Construction Lawyers

Need “boots on the ground” knowledge

Construction Lawyers

The issues with respect to which in-house counsel at a construction company are asked to provide legal advice are likely typical for any construction lawyer, such as the tendering process, contract negotiations, subcontractor defaults, and builders’ liens. In-house construction lawyers, who may often be embedded within the operations team and work closely on projects from bidding to completion, often also experience a constant and underlying expectation from their clients that they are always prepared to provide legal advice that integrates synergistically with the commercial and operational context of a particular project and of the company as a whole.

It is probably safe to assume that most construction lawyers begin their practice with limited practical knowledge about construction. Nowhere in the tomes of the traditional education leading to law is there instruction on slab-on-grade, curtain wall, shotcrete, formwork, post-tension cables, and soffits, and yet these are sometimes literally the building blocks of the legal issues on which clients seek advice.

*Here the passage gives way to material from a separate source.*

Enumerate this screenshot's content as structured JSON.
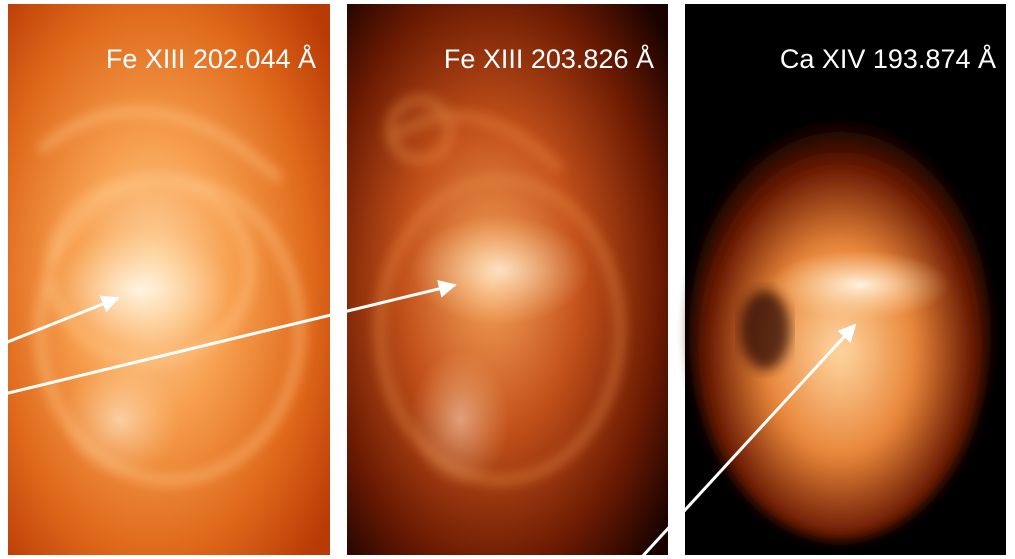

Therefore, in order to effectively provide advice to clients in the construction industry, it behooves construction lawyers to acquire as much “boots on the ground” knowledge as possible about the operational and commercial aspects of construction. The following may help in working toward that goal:

  • Seek out mentors and friends from the operations side of construction, such as project managers and superintendents, and call them when you have questions. This may prove invaluable when, for example, you are uncertain about the operational ramifications of an obligation in a contract that you are reviewing or negotiating. Leaning on those contacts to fully understand what that obligation would entail in practice will likely assist you to provide practical advice and to negotiate sensibly.
  • Attend as many operations meetings, such as those held with the trades, as possible. Not only will you learn about construction, but you will also learn about the operational realities faced by your clients, such as those related to scheduling, which will give you important context to consider when providing advice.
  • Take every opportunity to discuss issues with your company’s executives and to observe them making operational decisions. This is particularly important for large companies with multiple ongoing projects across multiple branches. We are often asked to provide advice for a particular project, but the client is ultimately the company as a whole. Observing the decision-making process at the top will inform you of the direction and values that are intended for the entire company and will therefore empower you to provide advice that is valuable to the company as a whole.
  • Visit project sites as often as you can. You will likely experience memorable “aha!” moments. Until you actually see construction in action, many of the common sources of disputes, such as delays and change orders, will likely remain abstract legal concepts. However, once you see concrete being poured, rebar being installed, or a curtain wall going up, the issues become much more tangible and you will be equipped to engage with them in a manner that allows you to advise solutions that make sense from both a practical and legal perspective.

A laudable goal espoused by many lawyers regardless of the industry in which they practice is to achieve the status of the trusted advisor with a seat at the decision-making table. In construction, and perhaps particularly as in-house counsel, engaging in the types of professional development listed here will likely form an effective component toward achieving that goal.